Over half the schools in my constituency have had to make teaching assistants redundant. Hull headteachers have already written to the Secretary of State, asking for £5 million extra in funding to help them to support the children who are most in need. Currently, 526 pre-school children in Hull with SEND are going to be starting school in September, and they need the money for the additional support.

As the system is set up at the moment, schools are expected to provide £6,000 in additional support for children with SEND before they can access any other funding, so that is going to be an incredible cost for those schools. I ask the Minister: what does he think is happening to those children in schools? Where does he think they are going? What happens to the children that nobody wants? They end up being off-rolled and put in alternative provision. The number of children being home-educated or educated outside a school setting has risen from 3,305 in 2010 to 8,304 in 2017, so 8,304 children are waiting for adequate education, and there is huge competition for specialist places in specialist schools.

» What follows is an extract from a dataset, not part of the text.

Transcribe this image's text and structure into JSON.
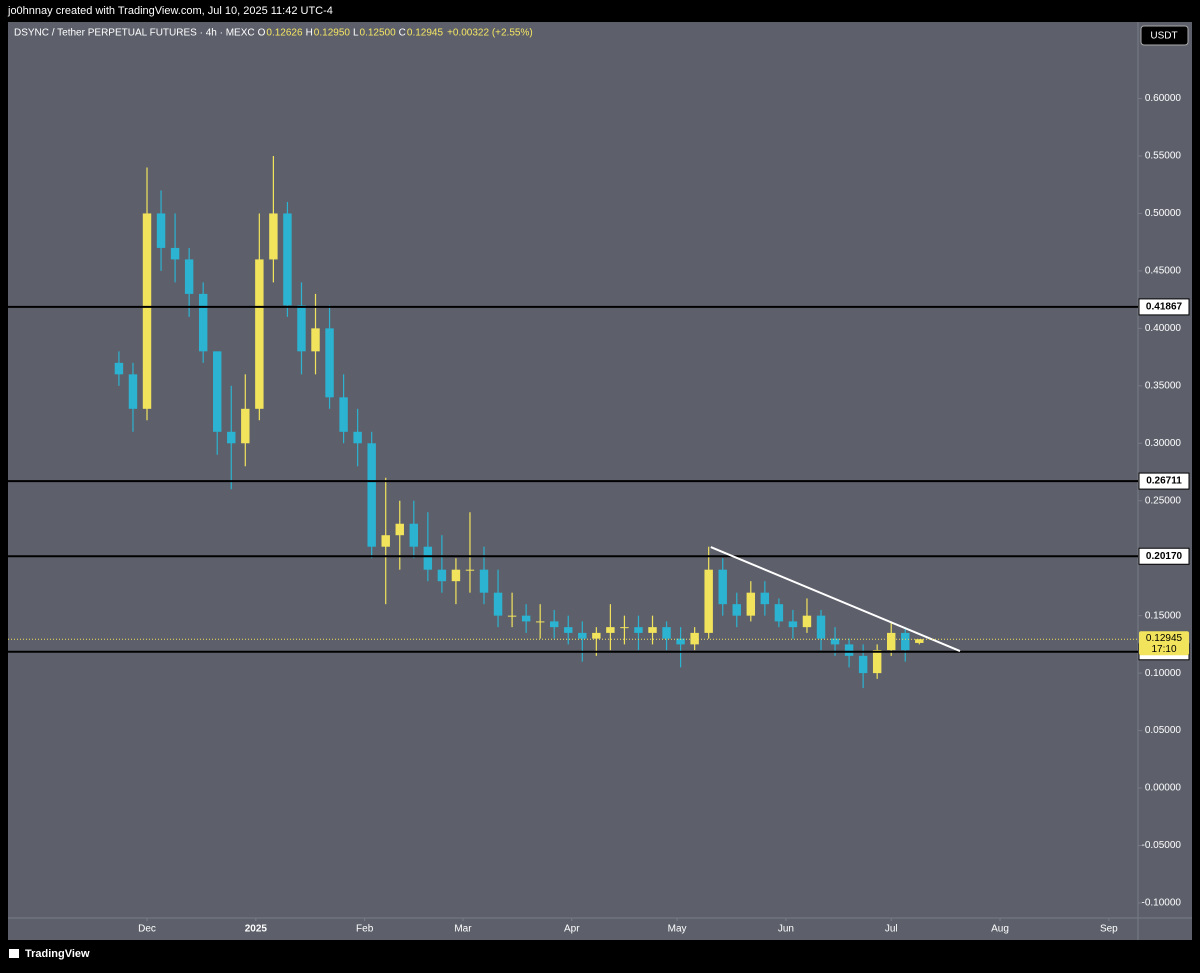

The forthcoming report from University College London’s Institute of Education said that the system is now pushing schools and their heads to prioritise

“the interests of the school over the interests of groups of, usually more vulnerable, children”.

Some schools were found to be engaged in

“aggressive marketing campaigns and ‘cream skimming’ aimed at recruiting particular types of students”.

That is the true legacy of this Government’s education reforms—a legacy that excludes and treats the most vulnerable people in our society in this way.

The world is becoming an increasingly dangerous place, with dangerous ideals being promoted closer and closer to home. Now is the time to be pouring our money into education, fighting fake news and preparing our children for the fourth industrial revolution, because before we complain about the cost of education, we should first consider the cost of ignorance.